Submetidos a jornadas que poderiam chegar a 20 horas de trabalhos, A violência era algo rotineiro na vida dos escravizados, e o tratamento violento dedicado a eles tinha o intuito de incutir-lhes temor de seus senhores. Esse medo visava mantê-los conformados com a sua escravização e impedir fugas e revoltas.

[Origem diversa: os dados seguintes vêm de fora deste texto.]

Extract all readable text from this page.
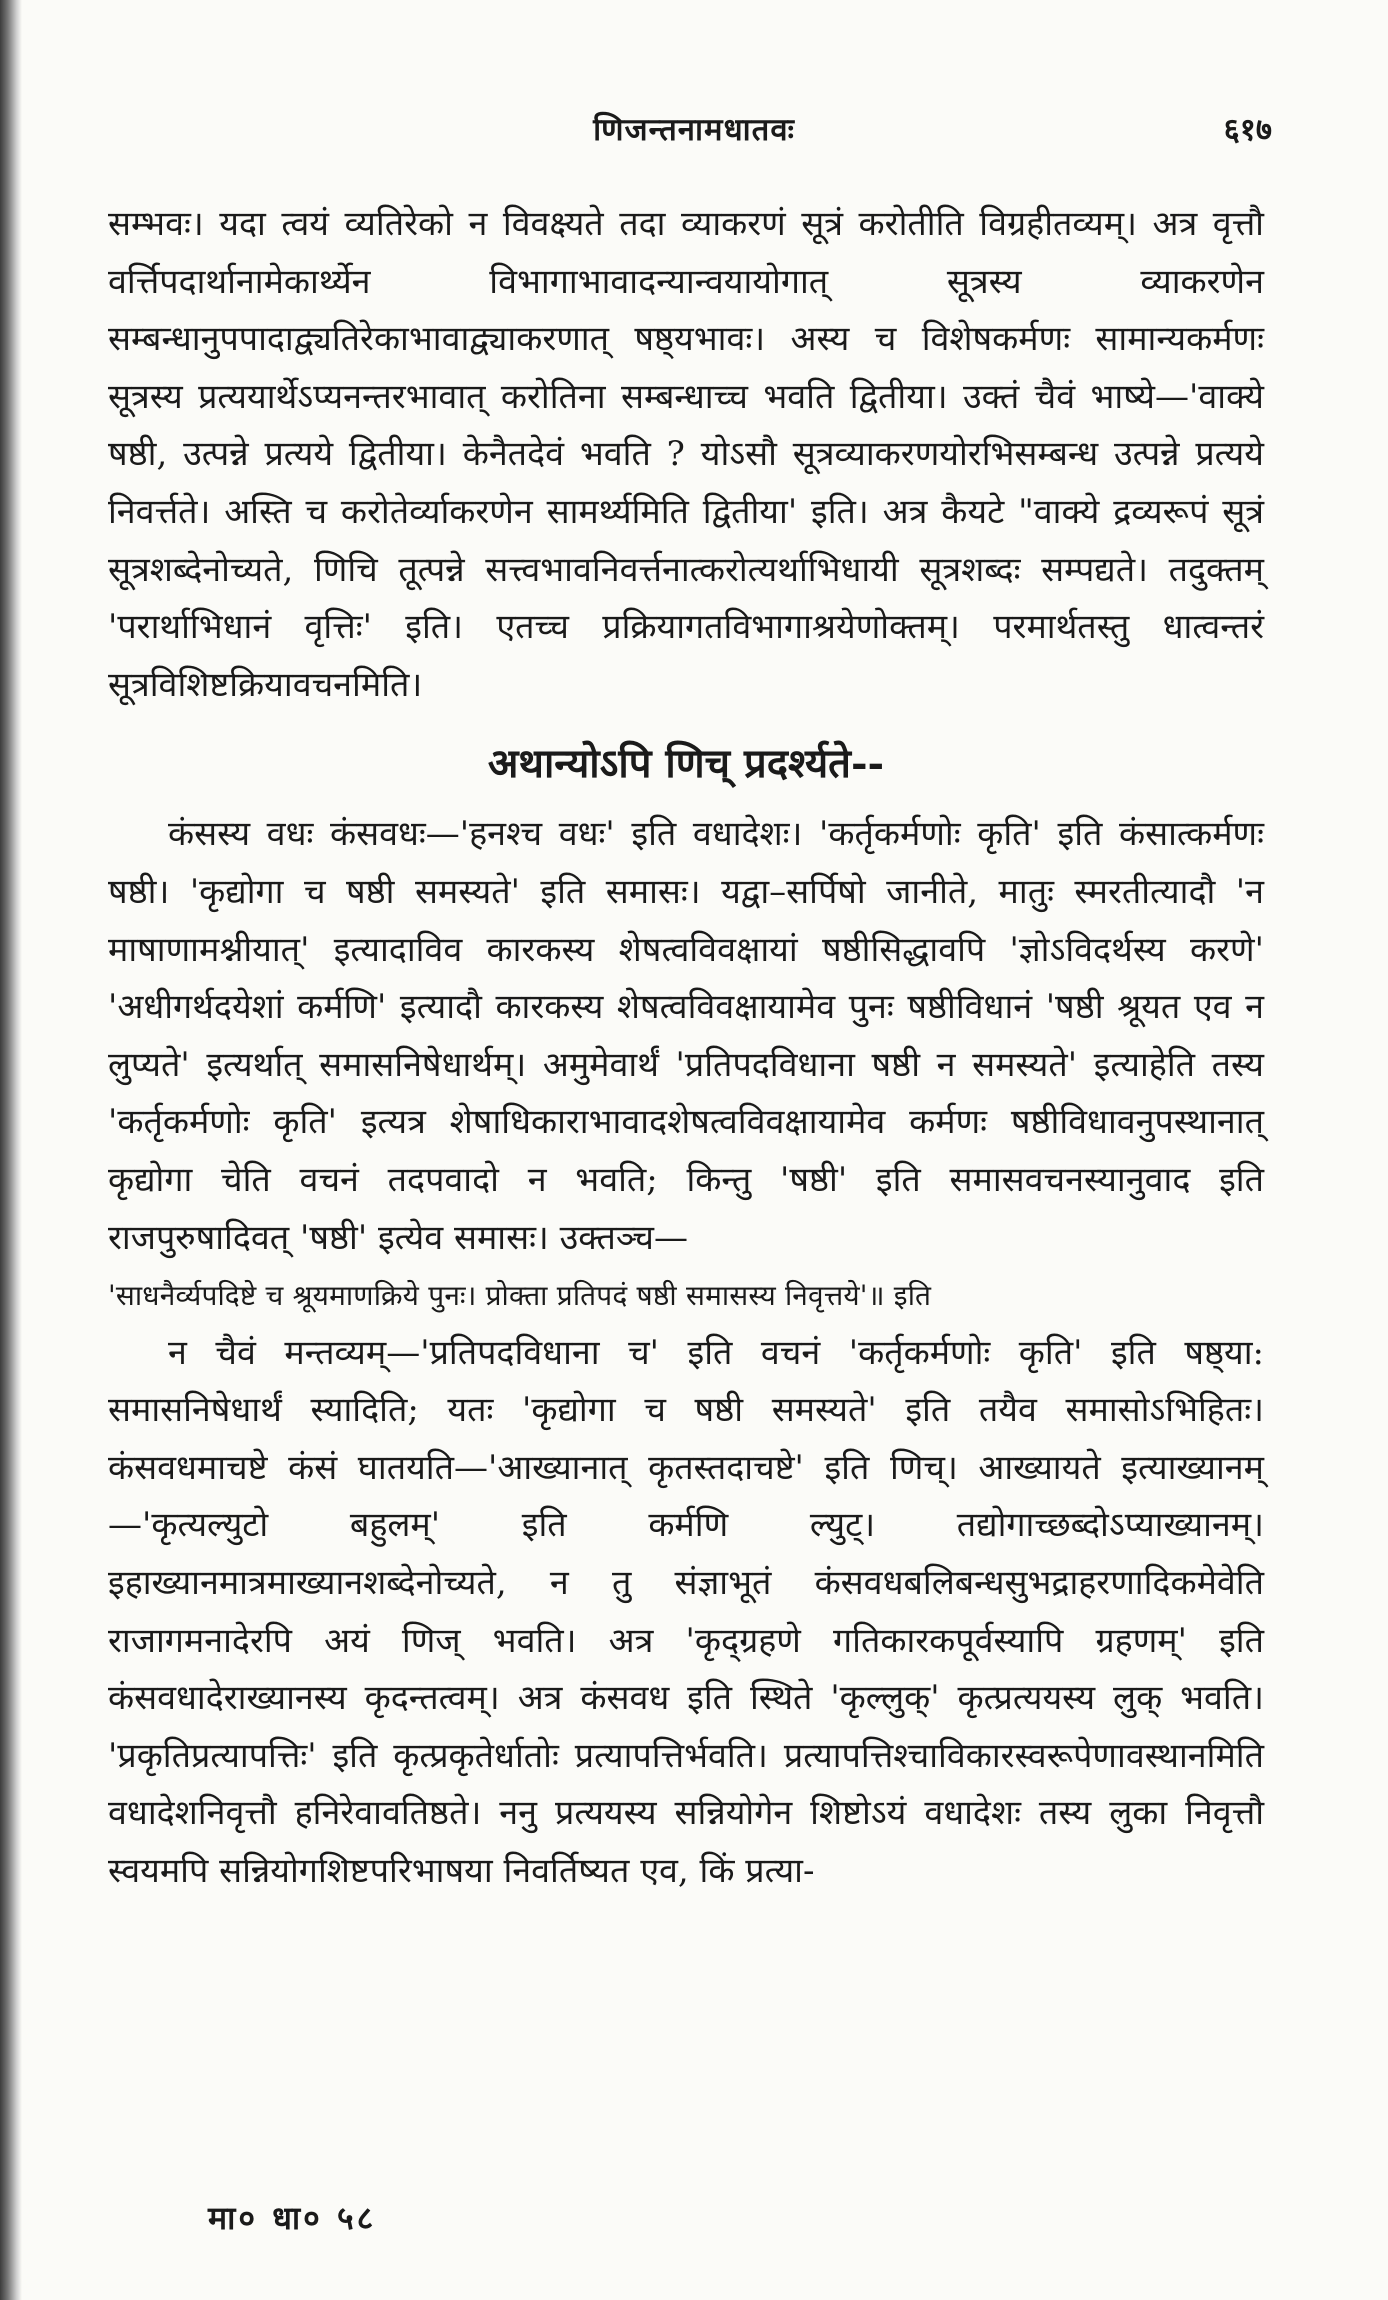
णिजन्तनामधातवः	६१७

सम्भवः। यदा त्वयं व्यतिरेको न विवक्ष्यते तदा व्याकरणं सूत्रं करोतीति विग्रहीतव्यम्। अत्र वृत्तौ वर्त्तिपदार्थानामेकार्थ्येन विभागाभावादन्यान्वयायोगात् सूत्रस्य व्याकरणेन सम्बन्धानुपपादाद्व्यतिरेकाभावाद्व्याकरणात् षष्ठ्यभावः। अस्य च विशेषकर्मणः सामान्यकर्मणः सूत्रस्य प्रत्ययार्थेऽप्यनन्तरभावात् करोतिना सम्बन्धाच्च भवति द्वितीया। उक्तं चैवं भाष्ये—'वाक्ये षष्ठी, उत्पन्ने प्रत्यये द्वितीया। केनैतदेवं भवति ? योऽसौ सूत्रव्याकरणयोरभिसम्बन्ध उत्पन्ने प्रत्यये निवर्त्तते। अस्ति च करोतेर्व्याकरणेन सामर्थ्यमिति द्वितीया' इति। अत्र कैयटे "वाक्ये द्रव्यरूपं सूत्रं सूत्रशब्देनोच्यते, णिचि तूत्पन्ने सत्त्वभावनिवर्त्तनात्करोत्यर्थाभिधायी सूत्रशब्दः सम्पद्यते। तदुक्तम् 'परार्थाभिधानं वृत्तिः' इति। एतच्च प्रक्रियागतविभागाश्रयेणोक्तम्। परमार्थतस्तु धात्वन्तरं सूत्रविशिष्टक्रियावचनमिति।

अथान्योऽपि णिच् प्रदर्श्यते--

कंसस्य वधः कंसवधः—'हनश्च वधः' इति वधादेशः। 'कर्तृकर्मणोः कृति' इति कंसात्कर्मणः षष्ठी। 'कृद्योगा च षष्ठी समस्यते' इति समासः। यद्वा–सर्पिषो जानीते, मातुः स्मरतीत्यादौ 'न माषाणामश्नीयात्' इत्यादाविव कारकस्य शेषत्वविवक्षायां षष्ठीसिद्धावपि 'ज्ञोऽविदर्थस्य करणे' 'अधीगर्थदयेशां कर्मणि' इत्यादौ कारकस्य शेषत्वविवक्षायामेव पुनः षष्ठीविधानं 'षष्ठी श्रूयत एव न लुप्यते' इत्यर्थात् समासनिषेधार्थम्। अमुमेवार्थं 'प्रतिपदविधाना षष्ठी न समस्यते' इत्याहेति तस्य 'कर्तृकर्मणोः कृति' इत्यत्र शेषाधिकाराभावादशेषत्वविवक्षायामेव कर्मणः षष्ठीविधावनुपस्थानात् कृद्योगा चेति वचनं तदपवादो न भवति; किन्तु 'षष्ठी' इति समासवचनस्यानुवाद इति राजपुरुषादिवत् 'षष्ठी' इत्येव समासः। उक्तञ्च—

'साधनैर्व्यपदिष्टे च श्रूयमाणक्रिये पुनः। प्रोक्ता प्रतिपदं षष्ठी समासस्य निवृत्तये'॥ इति

न चैवं मन्तव्यम्—'प्रतिपदविधाना च' इति वचनं 'कर्तृकर्मणोः कृति' इति षष्ठ्या: समासनिषेधार्थं स्यादिति; यतः 'कृद्योगा च षष्ठी समस्यते' इति तयैव समासोऽभिहितः। कंसवधमाचष्टे कंसं घातयति—'आख्यानात् कृतस्तदाचष्टे' इति णिच्। आख्यायते इत्याख्यानम्—'कृत्यल्युटो बहुलम्' इति कर्मणि ल्युट्। तद्योगाच्छब्दोऽप्याख्यानम्। इहाख्यानमात्रमाख्यानशब्देनोच्यते, न तु संज्ञाभूतं कंसवधबलिबन्धसुभद्राहरणादिकमेवेति राजागमनादेरपि अयं णिज् भवति। अत्र 'कृद्ग्रहणे गतिकारकपूर्वस्यापि ग्रहणम्' इति कंसवधादेराख्यानस्य कृदन्तत्वम्। अत्र कंसवध इति स्थिते 'कृल्लुक्' कृत्प्रत्ययस्य लुक् भवति। 'प्रकृतिप्रत्यापत्तिः' इति कृत्प्रकृतेर्धातोः प्रत्यापत्तिर्भवति। प्रत्यापत्तिश्चाविकारस्वरूपेणावस्थानमिति वधादेशनिवृत्तौ हनिरेवावतिष्ठते। ननु प्रत्ययस्य सन्नियोगेन शिष्टोऽयं वधादेशः तस्य लुका निवृत्तौ स्वयमपि सन्नियोगशिष्टपरिभाषया निवर्तिष्यत एव, किं प्रत्या-

मा० धा० ५८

Uma punição muito comum aplicada sobre eles era o “quebra-negro”, que ensinava-os a sempre olharem para baixo na presença de seus senhores.
Além disso, muitos escravos podiam ser acorrentados, para evitar que fugissem, e usar uma máscara de ferro, conhecida como máscara de flandres, colocada neles para impedir que engolissem diamantes (nas regiões mineradoras), se embriagassem, ou mesmo cometessem suicídio por meio da ingestão de terra.
Reflexo nos dias atuais
Muito diferente do que nos foi ensinado através dos livros didáticos, todos produzidos e escritos por autores brancos, repassando a narrativa do opressor, O fim da escravidão no país, não foi um ato de benevolência da monarquia, mas sim resultado da pressão e do engajamento da população brasileira. O abolicionismo ganhou força em nosso país a partir da década de 1870, com a lei Eusébio de Queirós que proibia o tráfico negreiro. A força do abolicionismo em nosso país apresentou-se de diversas maneiras. Associações abolicionistas surgiram aos montes no país, conferências abolicionistas foram organizadas, eventos públicos realizados, levantaram-se fundos para pagar a alforria de escravos, advogados passaram a atuar efetivamente contra senhores de escravos, jornalistas publicavam textos defendendo a abolição e populares abrigavam escravos fugidos em suas casas. Às revoltas aumentaram, cada vez mais quilombos de formavam, senhores de escravos eram mortos. Na década de 1880, o clima ficou insustentável para o império, mesmo contra a vontade da classe dominante, os ricos escravocratas que diziam que “Abolição iria quebrar a economia do país”. Porém, a coroa não teve outro caminho a não ser assinar a lei áurea em 13 de Maio de 1888.
Mudando da senzala para favela
A abolição formal da escravatura não resultou numa superação das mentalidades escravocratas das elites. O fato de pretos e pardos formarem 73% da população das favelas não é mera coincidência. 136 anos depois da Abolição, sem nenhuma reparação, amparo, indenização pelos mais de 300 anos de trabalhos forçados, restaram aos nossos antepassados, entre eles meu bisavô, como única opção para morar e tentar sobreviver, os morros e encostas espalhadas pelo Brasil. Às primeiras favelas no Rio de Janeiro, como o morro da Providência por exemplo. O Brasil deixou de ser império, entretanto, a falta de assistência a população preta ainda é enorme. Em tempo de eleição, políticos costumam subir o morro com às mesmas promessas requentadas a cada 04 anos. A falta de serviços básicos e dignidade ainda é um desafio social para todos nós.
Na próxima oportunidade, iremos seguir nos desdobramentos no crescente número de casos de RACISMO, também uma herança maldita dos tempos de escravização.